No characteristic of MEMS devices sets them apart from integrated circuits (ICs) more clearly than their sensitivity to surface contamination. An IC wafer leaves the foundry passivated for normal environmental exposure; a MEMS wafer does not. As a result, standard back-end processing steps (dicing, pick and place, die attach, wire bonding/bumping, and packaging) commonly used for ICs cannot be used for MEMS.
MEMS require special handling at every step, and typically require special packaging. Despite these special precautions, contamination effects cause yield loss throughout the backend. Special handling, special packaging, and yield loss combine to dominate the cost of MEMS devices. When this is lumped together under “packaging,” it is common for packaging to account for 80% or more of the cost of a MEMS device. This has been a key roadblock to the growth of MEMS markets.
New technologies, including a bonding process developed by Ziptronix, have changed this by providing room temperature, wafer scale, hermetic encapsulation to protect the MEMS wafer before surface contamination from back-end processing can occur. An encapsulated wafer is shown in Photo 1. The application shown is for an optical device; thus the cavities can be seen through the transparent cover.

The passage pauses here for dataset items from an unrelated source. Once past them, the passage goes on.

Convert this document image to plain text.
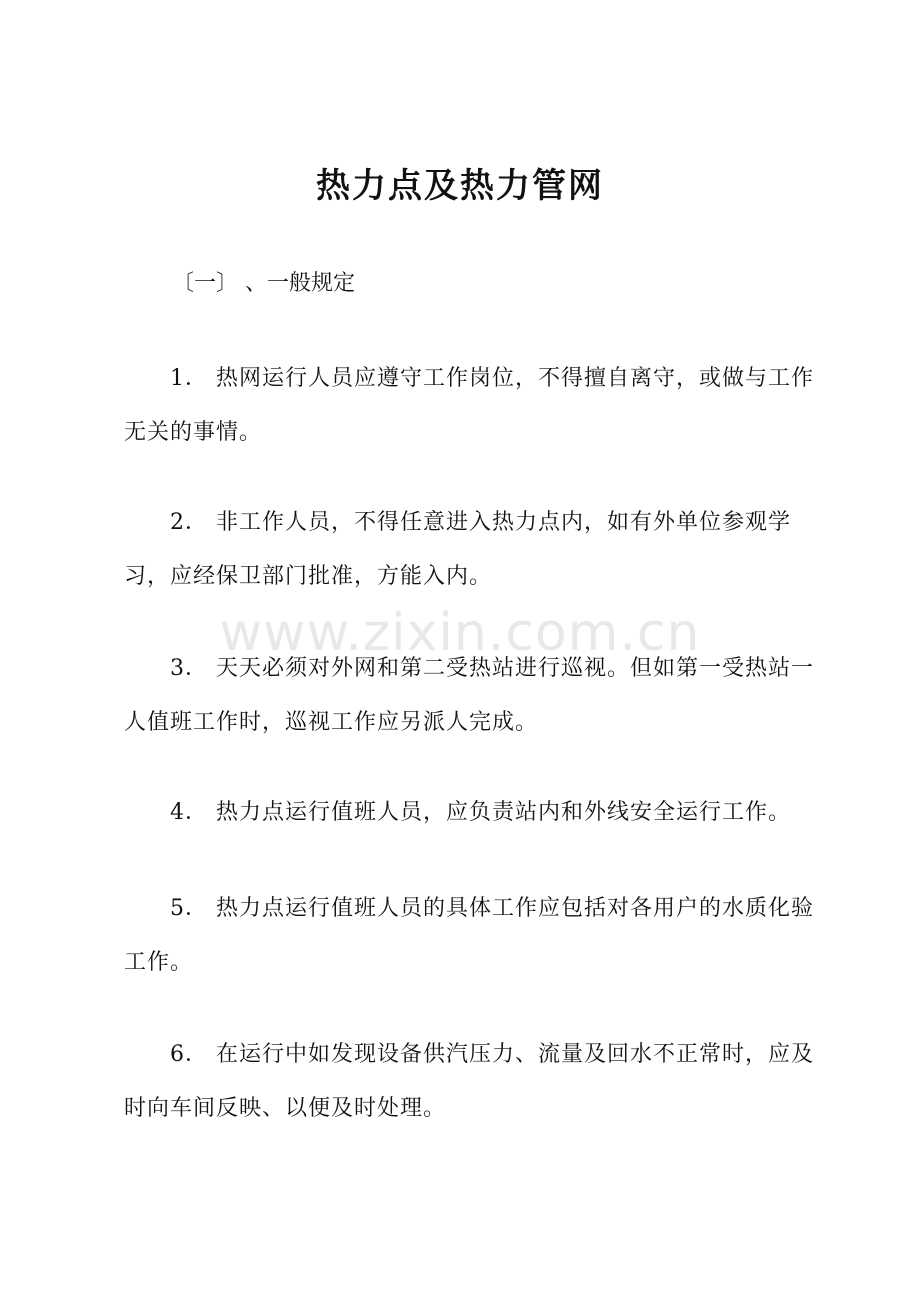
热力点及热力管网
〔一〕 、一般规定
1． 热网运行人员应遵守工作岗位，不得擅自离守，或做与工作无关的事情。
2． 非工作人员，不得任意进入热力点内，如有外单位参观学习，应经保卫部门批准，方能入内。
www.zixin.com.cn
3． 天天必须对外网和第二受热站进行巡视。但如第一受热站一人值班工作时，巡视工作应另派人完成。
4． 热力点运行值班人员，应负责站内和外线安全运行工作。
5． 热力点运行值班人员的具体工作应包括对各用户的水质化验工作。
6． 在运行中如发现设备供汽压力、流量及回水不正常时，应及时向车间反映、以便及时处理。
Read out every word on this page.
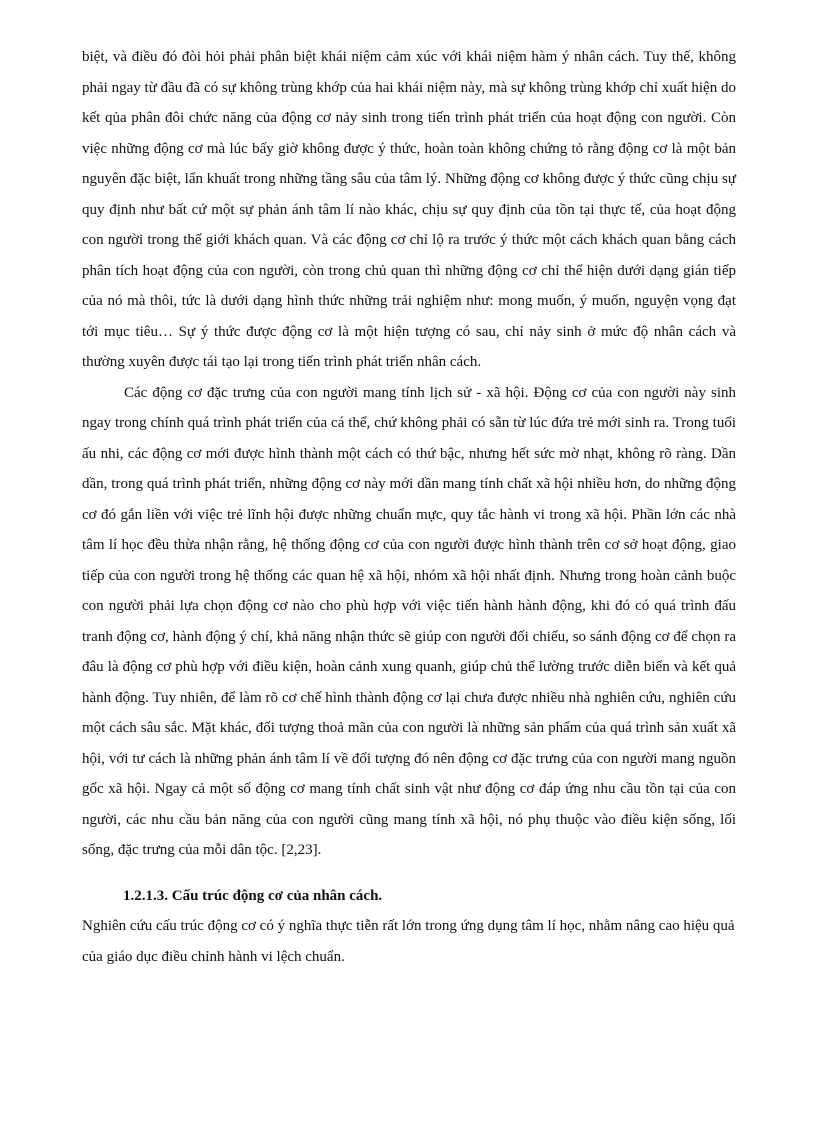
biệt, và điều đó đòi hỏi phải phân biệt khái niệm cảm xúc với khái niệm hàm ý nhân cách. Tuy thế, không phải ngay từ đầu đã có sự không trùng khớp của hai khái niệm này, mà sự không trùng khớp chỉ xuất hiện do kết qủa phân đôi chức năng của động cơ nảy sinh trong tiến trình phát triển của hoạt động con người. Còn việc những động cơ mà lúc bấy giờ không được ý thức, hoàn toàn không chứng tỏ rằng động cơ là một bản nguyên đặc biệt, lẩn khuất trong những tầng sâu của tâm lý. Những động cơ không được ý thức cũng chịu sự quy định như bất cứ một sự phản ánh tâm lí nào khác, chịu sự quy định của tồn tại thực tế, của hoạt động con người trong thế giới khách quan. Và các động cơ chỉ lộ ra trước ý thức một cách khách quan bằng cách phân tích hoạt động của con người, còn trong chủ quan thì những động cơ chỉ thể hiện dưới dạng gián tiếp của nó mà thôi, tức là dưới dạng hình thức những trải nghiệm như: mong muốn, ý muốn, nguyện vọng đạt tới mục tiêu… Sự ý thức được động cơ là một hiện tượng có sau, chỉ nảy sinh ở mức độ nhân cách và thường xuyên được tái tạo lại trong tiến trình phát triển nhân cách.

Các động cơ đặc trưng của con người mang tính lịch sử - xã hội. Động cơ của con người này sinh ngay trong chính quá trình phát triển của cá thể, chứ không phải có sẵn từ lúc đứa trẻ mới sinh ra. Trong tuổi ấu nhi, các động cơ mới được hình thành một cách có thứ bậc, nhưng hết sức mờ nhạt, không rõ ràng. Dần dần, trong quá trình phát triển, những động cơ này mới dần mang tính chất xã hội nhiều hơn, do những động cơ đó gắn liền với việc trẻ lĩnh hội được những chuẩn mực, quy tắc hành vi trong xã hội. Phần lớn các nhà tâm lí học đều thừa nhận rằng, hệ thống động cơ của con người được hình thành trên cơ sở hoạt động, giao tiếp của con người trong hệ thống các quan hệ xã hội, nhóm xã hội nhất định. Nhưng trong hoàn cảnh buộc con người phải lựa chọn động cơ nào cho phù hợp với việc tiến hành hành động, khi đó có quá trình đấu tranh động cơ, hành động ý chí, khả năng nhận thức sẽ giúp con người đối chiếu, so sánh động cơ để chọn ra đâu là động cơ phù hợp với điều kiện, hoàn cảnh xung quanh, giúp chủ thể lường trước diễn biến và kết quả hành động. Tuy nhiên, để làm rõ cơ chế hình thành động cơ lại chưa được nhiều nhà nghiên cứu, nghiên cứu một cách sâu sắc. Mặt khác, đối tượng thoả mãn của con người là những sản phẩm của quá trình sản xuất xã hội, với tư cách là những phản ánh tâm lí về đối tượng đó nên động cơ đặc trưng của con người mang nguồn gốc xã hội. Ngay cả một số động cơ mang tính chất sinh vật như động cơ đáp ứng nhu cầu tồn tại của con người, các nhu cầu bản năng của con người cũng mang tính xã hội, nó phụ thuộc vào điều kiện sống, lối sống, đặc trưng của mỗi dân tộc. [2,23].

1.2.1.3. Cấu trúc động cơ của nhân cách.

Nghiên cứu cấu trúc động cơ có ý nghĩa thực tiễn rất lớn trong ứng dụng tâm lí học, nhằm nâng cao hiệu quả của giáo dục điều chỉnh hành vi lệch chuẩn.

A Multidimensional Problem
Given the huge range of MEMS applications (accelerometers, RF switches, optical mirror arrays, etc.) contamination covers a range of issues. Consider an RF switch (Photo 2); when open, the contacts are 300 nm apart. Any particle lodged in this space will obviously be a problem. In addition, to achieve long-term reliability, leading manufacturers such as Radiant Technologies use proprietary coatings on the contacts. Chemical contamination of these surfaces can alter the electrical characteristics of the switch and shorten service life. Water vapor or other species with high surface tension can cause stiction effects.
For reliability, the device must be isolated in a hermetic package. When the device is isolated is a key question. Often the damage is done before packaging. Also, while hermeticity specifications are defined in terms of leakage in and out of a “sealed” cavity, the issue is more complex. A robust contamination solution must also stop permeation, which occurs when contaminants diffuse through the seal over time and outgassing where materials internal to the hermetic cavity (such as polymers or epoxies) release trace quantities of gases or vapors which contaminate active surfaces of the device.
The approach addresses all four issues:
* Direct contamination. The active device is placed in a hermetic cavity at wafer scale as an integral part of the MEMS foundry flow before any post foundry operations occur. Hermeticity is established at the earliest possible step of the manufacturing process.
*Leakage. The leakage standard set by the MIL STD 883E fine leak testing protocol is surpassed.
*Permeation. No materials such as polymers or epoxies known to allow long-term permeation are used. In fact, typically, no new materials are added. The cap used is normally a combination of Si and SiO2. It is applied to the MEMS wafer without adhesives or other bonding materials. Covalent bonding between prepared surfaces of conventional semiconductor process materials occurs without applied pressure, temperature, or electric field. Prepared materials are aligned and simply bond on contact. The menu of bondable materials is large and includes materials common to IC and MEMS processing, such as Si, SiO2, and Si3N4.
*Outgassing: Because the process takes place at wafer scale, the cavity formed can be arranged to include only the active MEMS device. Other materials used for die attach, bump preparation, or packaging are not included in the hermetic cavity. This is a large change from what is conventional today when all of these materials are in the package. With this approach, materials known to create outgassing effects are simply excluded from the hermetic cavity.
Implications
*Device design. MEMS designers have had to live with contamination effects. For example, trace surface contamination by water vapor can cause MEMS devices to stick. This sticking is often overcome by making the MEMS “return spring” stiffer. This, however, leads to excessive voltage requirements for actuation. Thus, while high performance ICs operate at less than 1.5 volts, MEMS operate at much higher voltages, often in excess of 10 volts. These voltages create a basic system incompatibility, especially for battery-powered products. Effective contamination control will enable more aggressive designs without sacrificing yield or reliability.
*Device integration.ýIntegration remains the dominant trend in electronics, and MEMS devices remain largely unintegrated. By creating MEMS die that can be handled conventionally, the increased use of MEMS in systems-in-a-package (SIP) and other advanced integration strategies can be expected.
*Cost. The largest payoff from this technology is cost. It is not uncommon for the back end of the MEMS product flow to represent 80% or more of the total cost. Special handling to avoid yield loss caused by contamination and special packaging to avoid contamination in use are the cost drivers. In many cases, this technology creates a die that can be handled and packaged conventionally, with contamination effects and yield loss equivalent to that of conventional ICs.
*Applications. The technology is based on conventional foundry tools, conventional IC and MEMS materials, and chemicals in use in foundries today. The process occurs at room temperature without applied pressure or electric field. Standard tooling allows the process to be used at any wafer scale desired. These characteristics allow applications across a huge range of MEMS devices such as accelerometers, RF switches, mirror arrays, and related devices such as surface acoustic wafer (SAW) filters.